Once data is transferred offsite and confirmed by Barracuda Central, it is automatically replicated to a second secure data center using Barracuda Networks’ bandwidth and resources. When a customer needs to restore information, their data is available from the local Barracuda Backup Server and from either of the offsite locations.
The ability to schedule backups provides multiple benefits. Employees do not have to hand-hold the backup process. IT professionals do not need to monitor each server being backed up and switch the tapes in and out. No one needs to take the tapes offsite at the end of the night for data security in case of a disaster. No one needs to exchange tapes with a data vaulting service.
Automatically scheduled backups are guaranteed to happen every day. They do not take sick days, get too busy with escalated technical support requests, or accidentally overwrite yesterday’s tape with today’s data, and they won’t go home without backing up your servers.
Because the process is automated and because the schedule can run as frequently as necessary, a benefit is created that tape backup cannot replicate – version availability.

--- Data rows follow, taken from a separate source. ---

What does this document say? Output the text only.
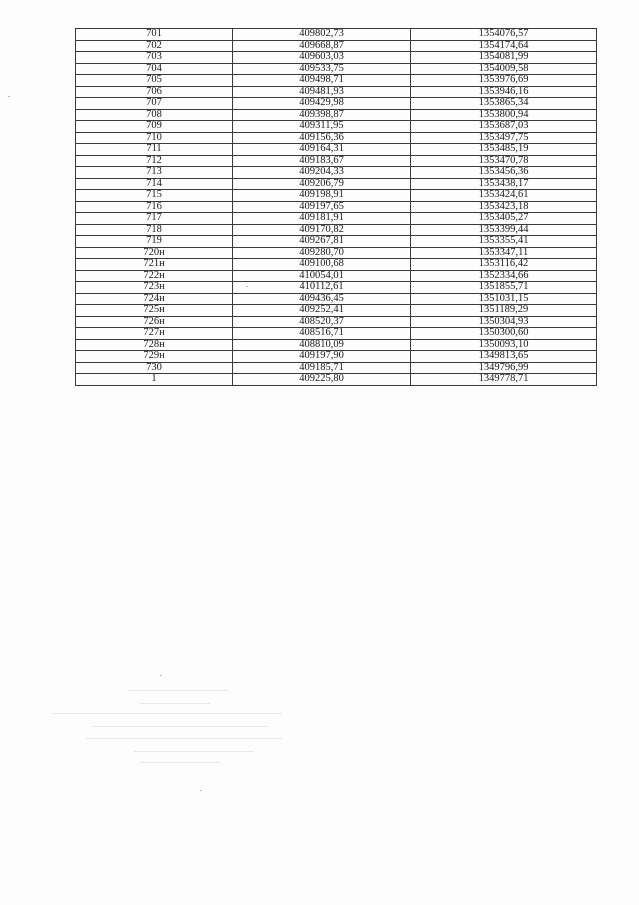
701	409802,73	1354076,57
702	409668,87	1354174,64
703	409603,03	1354081,99
704	409533,75	1354009,58
705	409498,71	1353976,69
706	409481,93	1353946,16
707	409429,98	1353865,34
708	409398,87	1353800,94
709	409311,95	1353687,03
710	409156,36	1353497,75
711	409164,31	1353485,19
712	409183,67	1353470,78
713	409204,33	1353456,36
714	409206,79	1353438,17
715	409198,91	1353424,61
716	409197,65	1353423,18
717	409181,91	1353405,27
718	409170,82	1353399,44
719	409267,81	1353355,41
720н	409280,70	1353347,11
721н	409100,68	1353116,42
722н	410054,01	1352334,66
723н	410112,61	1351855,71
724н	409436,45	1351031,15
725н	409252,41	1351189,29
726н	408520,37	1350304,93
727н	408516,71	1350300,60
728н	408810,09	1350093,10
729н	409197,90	1349813,65
730	409185,71	1349796,99
1	409225,80	1349778,71
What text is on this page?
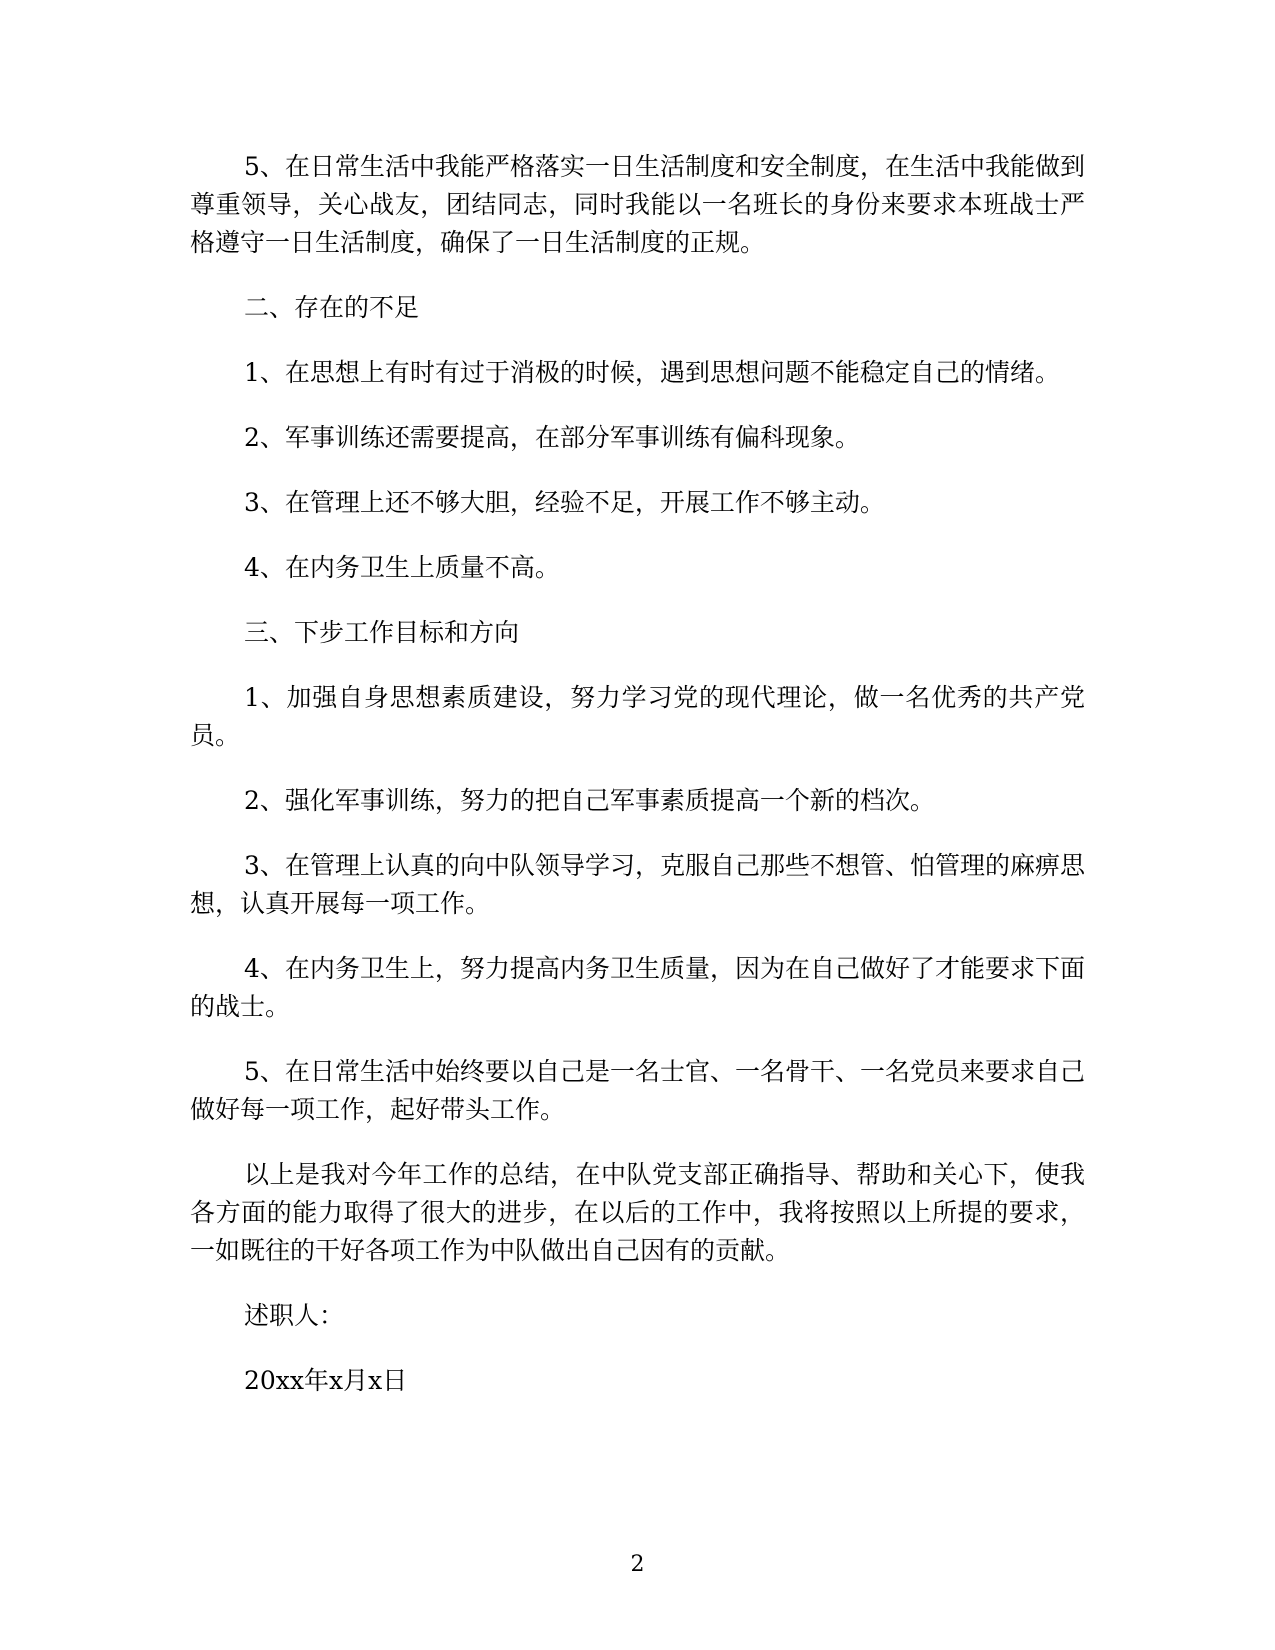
5、在日常生活中我能严格落实一日生活制度和安全制度，在生活中我能做到尊重领导，关心战友，团结同志，同时我能以一名班长的身份来要求本班战士严格遵守一日生活制度，确保了一日生活制度的正规。

二、存在的不足

1、在思想上有时有过于消极的时候，遇到思想问题不能稳定自己的情绪。

2、军事训练还需要提高，在部分军事训练有偏科现象。

3、在管理上还不够大胆，经验不足，开展工作不够主动。

4、在内务卫生上质量不高。

三、下步工作目标和方向

1、加强自身思想素质建设，努力学习党的现代理论，做一名优秀的共产党员。

2、强化军事训练，努力的把自己军事素质提高一个新的档次。

3、在管理上认真的向中队领导学习，克服自己那些不想管、怕管理的麻痹思想，认真开展每一项工作。

4、在内务卫生上，努力提高内务卫生质量，因为在自己做好了才能要求下面的战士。

5、在日常生活中始终要以自己是一名士官、一名骨干、一名党员来要求自己做好每一项工作，起好带头工作。

以上是我对今年工作的总结，在中队党支部正确指导、帮助和关心下，使我各方面的能力取得了很大的进步，在以后的工作中，我将按照以上所提的要求，一如既往的干好各项工作为中队做出自己因有的贡献。

述职人：

20xx年x月x日

2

For a business with critical data that changes frequently throughout the day, a more aggressive backup schedule is warranted. For example, instead of once per night, the schedule can be set to look for changes every hour. Perhaps an employee deleted a paragraph from a word file they were working on in the morning and would like to have it back. Restoring the file is as simple as pulling up the Web interface and finding the applicable revision.